Dave King February 8, 2013 at 3:34 pm


I recently started doing a 2 step mash, with the base malts at 145 to 148°F, for about 45 min., followed by addition of the specialty malts, and some hot water to raise the mash to about 152 to 155°F for about 20 min. before Vorlauf. Gordon Strong suggested something like this, and it seems to give excellent flavor, as well as very good extraction. I’ll keep experimenting with it.

I see you’re speaking at the Philly NHC, see you there. Good article, thanks.

Dave King, BIER

Andy April 25, 2014 at 1:03 am


It would be nice for those of us that live outside the US if you could also add degrees Celsius in your articles.

It would save a lot of jumping backwards and forwards to conversion sites.

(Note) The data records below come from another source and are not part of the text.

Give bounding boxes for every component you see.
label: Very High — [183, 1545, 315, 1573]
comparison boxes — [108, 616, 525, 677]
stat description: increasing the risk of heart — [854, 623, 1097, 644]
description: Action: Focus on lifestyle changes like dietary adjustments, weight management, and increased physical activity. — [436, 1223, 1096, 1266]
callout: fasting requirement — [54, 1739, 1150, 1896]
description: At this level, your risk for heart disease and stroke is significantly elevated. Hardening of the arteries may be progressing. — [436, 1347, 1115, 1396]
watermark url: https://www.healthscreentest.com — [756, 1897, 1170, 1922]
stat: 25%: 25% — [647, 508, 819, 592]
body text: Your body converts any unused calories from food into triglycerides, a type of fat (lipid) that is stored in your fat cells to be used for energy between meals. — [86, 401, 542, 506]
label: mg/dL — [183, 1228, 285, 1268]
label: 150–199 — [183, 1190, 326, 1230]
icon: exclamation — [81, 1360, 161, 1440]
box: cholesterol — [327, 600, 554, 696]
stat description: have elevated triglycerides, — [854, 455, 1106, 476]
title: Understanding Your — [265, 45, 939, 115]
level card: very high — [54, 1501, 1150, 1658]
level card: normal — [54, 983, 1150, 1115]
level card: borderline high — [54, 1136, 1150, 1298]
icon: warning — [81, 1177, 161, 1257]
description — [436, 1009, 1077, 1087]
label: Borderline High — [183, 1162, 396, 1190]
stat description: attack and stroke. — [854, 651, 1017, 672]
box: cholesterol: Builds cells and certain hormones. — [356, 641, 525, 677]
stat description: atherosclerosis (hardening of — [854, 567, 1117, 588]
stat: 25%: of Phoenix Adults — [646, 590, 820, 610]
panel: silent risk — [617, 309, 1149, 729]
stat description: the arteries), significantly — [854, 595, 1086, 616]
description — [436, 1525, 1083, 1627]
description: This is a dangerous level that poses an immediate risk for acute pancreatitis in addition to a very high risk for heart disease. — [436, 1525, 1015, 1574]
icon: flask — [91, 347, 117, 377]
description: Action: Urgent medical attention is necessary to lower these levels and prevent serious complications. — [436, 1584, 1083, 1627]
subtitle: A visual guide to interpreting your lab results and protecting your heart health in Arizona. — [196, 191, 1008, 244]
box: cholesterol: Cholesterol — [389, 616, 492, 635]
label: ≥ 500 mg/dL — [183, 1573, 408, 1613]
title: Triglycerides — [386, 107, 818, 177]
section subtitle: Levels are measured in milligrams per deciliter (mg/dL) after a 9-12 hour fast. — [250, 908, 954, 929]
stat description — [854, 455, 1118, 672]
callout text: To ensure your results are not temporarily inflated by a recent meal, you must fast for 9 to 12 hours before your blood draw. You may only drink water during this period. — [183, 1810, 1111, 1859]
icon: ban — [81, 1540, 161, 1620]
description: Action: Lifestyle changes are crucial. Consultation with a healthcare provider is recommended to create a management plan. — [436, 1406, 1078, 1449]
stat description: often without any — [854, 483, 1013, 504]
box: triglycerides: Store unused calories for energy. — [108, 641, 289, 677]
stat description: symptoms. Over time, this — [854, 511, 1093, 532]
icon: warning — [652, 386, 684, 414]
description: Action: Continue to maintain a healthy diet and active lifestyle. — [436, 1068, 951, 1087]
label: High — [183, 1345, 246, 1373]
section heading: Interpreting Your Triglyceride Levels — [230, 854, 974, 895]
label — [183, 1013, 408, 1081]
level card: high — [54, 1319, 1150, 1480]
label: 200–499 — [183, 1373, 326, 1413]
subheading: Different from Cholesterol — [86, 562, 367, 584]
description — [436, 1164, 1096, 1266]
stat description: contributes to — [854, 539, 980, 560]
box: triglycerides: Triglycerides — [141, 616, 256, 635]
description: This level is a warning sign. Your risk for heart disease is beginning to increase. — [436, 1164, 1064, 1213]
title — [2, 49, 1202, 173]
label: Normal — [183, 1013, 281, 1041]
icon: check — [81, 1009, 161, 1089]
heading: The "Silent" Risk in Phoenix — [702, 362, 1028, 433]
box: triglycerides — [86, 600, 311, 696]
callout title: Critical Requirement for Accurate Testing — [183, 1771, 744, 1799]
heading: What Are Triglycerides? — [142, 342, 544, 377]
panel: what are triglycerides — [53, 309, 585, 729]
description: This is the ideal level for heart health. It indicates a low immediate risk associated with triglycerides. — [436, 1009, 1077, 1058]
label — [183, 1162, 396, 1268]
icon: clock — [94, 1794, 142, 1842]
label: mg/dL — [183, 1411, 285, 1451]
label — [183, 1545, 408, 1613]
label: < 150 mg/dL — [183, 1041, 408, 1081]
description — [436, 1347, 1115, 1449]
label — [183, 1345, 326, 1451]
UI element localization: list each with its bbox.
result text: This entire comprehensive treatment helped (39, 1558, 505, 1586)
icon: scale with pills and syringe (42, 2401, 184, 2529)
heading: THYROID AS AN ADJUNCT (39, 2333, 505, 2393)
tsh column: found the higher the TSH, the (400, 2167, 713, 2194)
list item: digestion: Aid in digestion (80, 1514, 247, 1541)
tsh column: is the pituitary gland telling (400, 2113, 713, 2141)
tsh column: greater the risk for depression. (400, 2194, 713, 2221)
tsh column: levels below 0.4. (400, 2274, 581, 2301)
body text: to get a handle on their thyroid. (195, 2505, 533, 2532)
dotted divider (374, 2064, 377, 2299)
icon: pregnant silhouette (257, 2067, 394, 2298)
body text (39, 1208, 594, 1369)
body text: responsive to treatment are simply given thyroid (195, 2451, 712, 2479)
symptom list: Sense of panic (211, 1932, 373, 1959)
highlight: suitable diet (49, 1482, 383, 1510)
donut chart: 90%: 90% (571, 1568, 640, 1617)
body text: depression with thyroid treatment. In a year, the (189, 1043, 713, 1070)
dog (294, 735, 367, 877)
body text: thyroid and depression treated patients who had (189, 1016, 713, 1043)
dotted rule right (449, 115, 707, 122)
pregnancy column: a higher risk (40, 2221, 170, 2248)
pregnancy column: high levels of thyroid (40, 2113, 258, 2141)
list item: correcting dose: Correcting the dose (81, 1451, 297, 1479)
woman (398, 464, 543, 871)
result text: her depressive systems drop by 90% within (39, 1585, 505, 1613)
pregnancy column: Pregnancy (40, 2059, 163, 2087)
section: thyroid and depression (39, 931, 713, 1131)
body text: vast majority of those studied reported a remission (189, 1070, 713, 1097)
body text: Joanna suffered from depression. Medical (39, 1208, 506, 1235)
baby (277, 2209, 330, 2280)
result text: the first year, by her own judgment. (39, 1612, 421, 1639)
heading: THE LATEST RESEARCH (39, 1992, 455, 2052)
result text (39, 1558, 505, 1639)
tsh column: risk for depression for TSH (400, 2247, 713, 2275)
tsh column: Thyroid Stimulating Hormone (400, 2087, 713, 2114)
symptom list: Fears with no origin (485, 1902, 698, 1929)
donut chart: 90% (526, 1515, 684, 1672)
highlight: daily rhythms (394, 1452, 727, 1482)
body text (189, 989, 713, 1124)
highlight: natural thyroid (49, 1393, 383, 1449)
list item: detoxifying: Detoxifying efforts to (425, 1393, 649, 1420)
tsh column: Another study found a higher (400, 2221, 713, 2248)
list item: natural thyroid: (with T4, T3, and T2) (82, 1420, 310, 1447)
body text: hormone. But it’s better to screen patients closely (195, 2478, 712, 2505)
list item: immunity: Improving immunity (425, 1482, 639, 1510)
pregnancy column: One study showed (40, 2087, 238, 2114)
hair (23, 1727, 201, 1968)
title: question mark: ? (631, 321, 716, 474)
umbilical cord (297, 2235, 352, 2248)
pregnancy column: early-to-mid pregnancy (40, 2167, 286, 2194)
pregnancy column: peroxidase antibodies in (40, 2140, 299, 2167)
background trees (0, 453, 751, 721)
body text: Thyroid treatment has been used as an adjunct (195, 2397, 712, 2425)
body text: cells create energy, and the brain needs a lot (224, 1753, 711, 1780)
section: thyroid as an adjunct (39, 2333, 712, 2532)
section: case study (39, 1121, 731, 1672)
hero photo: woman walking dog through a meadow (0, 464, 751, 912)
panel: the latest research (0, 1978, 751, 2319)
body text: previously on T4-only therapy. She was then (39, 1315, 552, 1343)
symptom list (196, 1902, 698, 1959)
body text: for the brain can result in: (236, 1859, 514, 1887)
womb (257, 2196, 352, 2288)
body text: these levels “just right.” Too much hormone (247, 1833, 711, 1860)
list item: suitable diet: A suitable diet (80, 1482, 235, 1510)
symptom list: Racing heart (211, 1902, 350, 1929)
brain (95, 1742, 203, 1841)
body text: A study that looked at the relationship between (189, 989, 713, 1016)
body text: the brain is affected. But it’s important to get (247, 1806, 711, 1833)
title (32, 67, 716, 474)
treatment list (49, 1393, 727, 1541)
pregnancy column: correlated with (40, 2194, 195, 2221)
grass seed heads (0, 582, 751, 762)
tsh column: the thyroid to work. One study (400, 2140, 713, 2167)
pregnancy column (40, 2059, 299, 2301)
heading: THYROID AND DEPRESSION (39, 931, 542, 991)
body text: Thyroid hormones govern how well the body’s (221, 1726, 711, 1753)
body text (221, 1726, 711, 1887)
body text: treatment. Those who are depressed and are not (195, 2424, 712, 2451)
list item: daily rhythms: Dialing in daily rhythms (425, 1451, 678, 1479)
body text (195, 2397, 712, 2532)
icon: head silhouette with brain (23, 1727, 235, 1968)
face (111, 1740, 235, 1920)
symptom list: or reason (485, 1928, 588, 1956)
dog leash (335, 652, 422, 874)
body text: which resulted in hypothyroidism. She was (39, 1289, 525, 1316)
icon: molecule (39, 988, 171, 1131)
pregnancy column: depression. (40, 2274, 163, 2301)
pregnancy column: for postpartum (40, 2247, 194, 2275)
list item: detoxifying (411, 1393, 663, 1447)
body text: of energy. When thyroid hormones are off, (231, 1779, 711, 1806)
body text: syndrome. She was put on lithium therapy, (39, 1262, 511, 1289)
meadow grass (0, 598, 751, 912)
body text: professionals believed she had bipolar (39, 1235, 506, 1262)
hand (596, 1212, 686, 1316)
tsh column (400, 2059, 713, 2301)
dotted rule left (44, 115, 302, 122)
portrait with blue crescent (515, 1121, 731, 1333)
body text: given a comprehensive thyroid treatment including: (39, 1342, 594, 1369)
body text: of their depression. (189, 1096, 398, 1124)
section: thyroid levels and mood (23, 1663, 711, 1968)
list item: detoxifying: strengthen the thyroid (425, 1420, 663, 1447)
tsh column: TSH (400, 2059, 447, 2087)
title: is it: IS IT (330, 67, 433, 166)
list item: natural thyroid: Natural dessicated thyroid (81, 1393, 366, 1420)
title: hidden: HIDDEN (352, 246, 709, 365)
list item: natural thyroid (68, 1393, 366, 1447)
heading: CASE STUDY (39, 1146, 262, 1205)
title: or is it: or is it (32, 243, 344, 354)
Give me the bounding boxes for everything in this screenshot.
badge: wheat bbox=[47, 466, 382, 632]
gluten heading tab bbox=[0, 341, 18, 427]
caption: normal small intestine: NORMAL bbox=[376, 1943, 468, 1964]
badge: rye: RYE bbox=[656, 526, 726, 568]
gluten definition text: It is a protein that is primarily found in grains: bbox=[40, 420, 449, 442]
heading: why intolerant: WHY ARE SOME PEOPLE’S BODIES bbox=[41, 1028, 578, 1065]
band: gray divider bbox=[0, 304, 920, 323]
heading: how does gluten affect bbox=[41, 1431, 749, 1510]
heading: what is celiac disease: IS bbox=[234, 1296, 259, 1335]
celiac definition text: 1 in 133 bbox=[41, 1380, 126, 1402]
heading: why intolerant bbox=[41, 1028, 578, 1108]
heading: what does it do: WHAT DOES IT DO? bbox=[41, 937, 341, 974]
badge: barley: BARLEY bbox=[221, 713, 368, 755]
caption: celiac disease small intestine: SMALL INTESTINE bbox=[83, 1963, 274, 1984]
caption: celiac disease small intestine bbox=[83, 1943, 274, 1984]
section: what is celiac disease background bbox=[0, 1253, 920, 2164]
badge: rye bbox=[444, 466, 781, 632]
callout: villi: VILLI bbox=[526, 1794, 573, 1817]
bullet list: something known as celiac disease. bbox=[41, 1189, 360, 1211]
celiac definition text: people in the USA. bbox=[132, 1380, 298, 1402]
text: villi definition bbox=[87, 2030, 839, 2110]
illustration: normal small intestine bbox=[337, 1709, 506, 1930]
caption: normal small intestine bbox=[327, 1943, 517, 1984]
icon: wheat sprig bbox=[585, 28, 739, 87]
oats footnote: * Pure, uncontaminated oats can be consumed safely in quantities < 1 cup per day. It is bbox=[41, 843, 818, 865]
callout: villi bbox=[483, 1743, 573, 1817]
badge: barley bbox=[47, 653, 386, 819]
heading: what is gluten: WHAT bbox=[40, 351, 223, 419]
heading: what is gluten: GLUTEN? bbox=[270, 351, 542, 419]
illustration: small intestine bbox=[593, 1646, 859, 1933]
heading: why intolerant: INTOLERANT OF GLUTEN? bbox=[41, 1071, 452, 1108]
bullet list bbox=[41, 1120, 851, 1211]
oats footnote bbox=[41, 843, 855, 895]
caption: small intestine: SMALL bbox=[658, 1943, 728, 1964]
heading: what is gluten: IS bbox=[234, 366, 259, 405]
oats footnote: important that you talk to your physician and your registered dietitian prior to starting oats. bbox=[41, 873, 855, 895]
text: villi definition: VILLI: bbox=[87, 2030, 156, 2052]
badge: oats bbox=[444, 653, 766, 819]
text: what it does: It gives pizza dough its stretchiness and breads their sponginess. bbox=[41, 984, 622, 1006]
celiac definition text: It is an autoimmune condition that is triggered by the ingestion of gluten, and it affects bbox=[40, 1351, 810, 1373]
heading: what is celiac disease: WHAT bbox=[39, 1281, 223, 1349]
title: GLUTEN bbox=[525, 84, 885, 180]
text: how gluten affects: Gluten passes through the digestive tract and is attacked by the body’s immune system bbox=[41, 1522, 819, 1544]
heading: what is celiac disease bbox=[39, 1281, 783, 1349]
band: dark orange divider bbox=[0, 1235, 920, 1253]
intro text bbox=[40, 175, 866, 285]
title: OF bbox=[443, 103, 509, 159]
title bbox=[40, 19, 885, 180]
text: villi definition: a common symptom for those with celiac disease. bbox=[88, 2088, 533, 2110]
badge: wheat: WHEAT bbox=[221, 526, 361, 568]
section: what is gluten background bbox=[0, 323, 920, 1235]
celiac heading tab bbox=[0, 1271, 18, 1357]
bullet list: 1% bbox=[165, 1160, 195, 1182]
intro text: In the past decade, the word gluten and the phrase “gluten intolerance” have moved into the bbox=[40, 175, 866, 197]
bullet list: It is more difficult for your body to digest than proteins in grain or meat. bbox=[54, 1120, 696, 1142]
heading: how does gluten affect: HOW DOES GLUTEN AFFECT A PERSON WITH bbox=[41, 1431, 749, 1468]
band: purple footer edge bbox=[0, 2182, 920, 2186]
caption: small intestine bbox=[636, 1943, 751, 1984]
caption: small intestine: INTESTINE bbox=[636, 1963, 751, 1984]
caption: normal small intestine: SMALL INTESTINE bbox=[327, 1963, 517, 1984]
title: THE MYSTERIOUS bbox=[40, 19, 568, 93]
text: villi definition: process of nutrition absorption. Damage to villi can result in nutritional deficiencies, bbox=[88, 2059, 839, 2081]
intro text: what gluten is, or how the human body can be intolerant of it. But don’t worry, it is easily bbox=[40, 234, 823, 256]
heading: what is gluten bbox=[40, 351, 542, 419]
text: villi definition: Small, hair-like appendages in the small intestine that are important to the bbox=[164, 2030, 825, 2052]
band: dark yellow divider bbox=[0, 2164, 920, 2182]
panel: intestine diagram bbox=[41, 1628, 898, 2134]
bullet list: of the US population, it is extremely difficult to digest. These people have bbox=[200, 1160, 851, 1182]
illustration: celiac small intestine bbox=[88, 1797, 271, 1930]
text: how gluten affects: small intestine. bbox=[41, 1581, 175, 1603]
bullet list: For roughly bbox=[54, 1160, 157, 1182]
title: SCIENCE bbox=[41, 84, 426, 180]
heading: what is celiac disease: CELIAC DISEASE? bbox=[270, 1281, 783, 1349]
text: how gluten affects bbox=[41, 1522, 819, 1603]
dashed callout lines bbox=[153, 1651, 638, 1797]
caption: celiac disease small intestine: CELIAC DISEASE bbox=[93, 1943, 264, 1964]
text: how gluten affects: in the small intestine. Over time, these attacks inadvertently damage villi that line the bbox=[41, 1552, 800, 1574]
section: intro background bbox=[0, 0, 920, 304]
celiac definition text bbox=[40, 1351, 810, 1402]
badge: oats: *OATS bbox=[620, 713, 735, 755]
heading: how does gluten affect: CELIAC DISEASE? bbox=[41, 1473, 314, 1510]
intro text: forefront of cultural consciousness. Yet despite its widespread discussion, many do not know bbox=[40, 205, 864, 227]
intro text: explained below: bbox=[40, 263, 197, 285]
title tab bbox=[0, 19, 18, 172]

The same would also apply to all other imperial/metric measures.

Many thanks

James June 1, 2014 at 11:07 pm


I multistep mash (40* C, 50*C, and finally 65*C) by way of heat infusion with two sets of coils (one in my brew kettle and one in my mash tun). I use the water I am heating to raise the temperature of my mash and once the temperatures of multi-step are reached, I transfer the boiled water into a separate cooler for the strike water. This seems to work quite nicely for me, even though it takes a little longer to achieve (whole process for mash out is about 3-1/2 hours – boiling start to fly sparge finish). This is much to the dismay and disbelief of all the local homebrew distributors. According to them, I am just wasting my time……I beg to differ…. I realize that almost all grains are now well modified to be efficient with a single temperature mash….but it lacks the ability to control the body and profile of your beer. With multi-step infusion, I can play around with the ability to make my beer sweeter or dryer, efficiency has reached 85%, where most get around 75% (mostly due to my sparging technique – no joking) and the clarity really comes through when fermented at the optimum range of the Yeast. All this in an environment detrimental to home brewing in my garage of southern California (thank you sons of fermentation for the concept of a fermentation chiller system which is priceless). Only downside I can see, my wife not wanting me to spend all day on a brewing session, to which I say “Perfection takes time – my time”.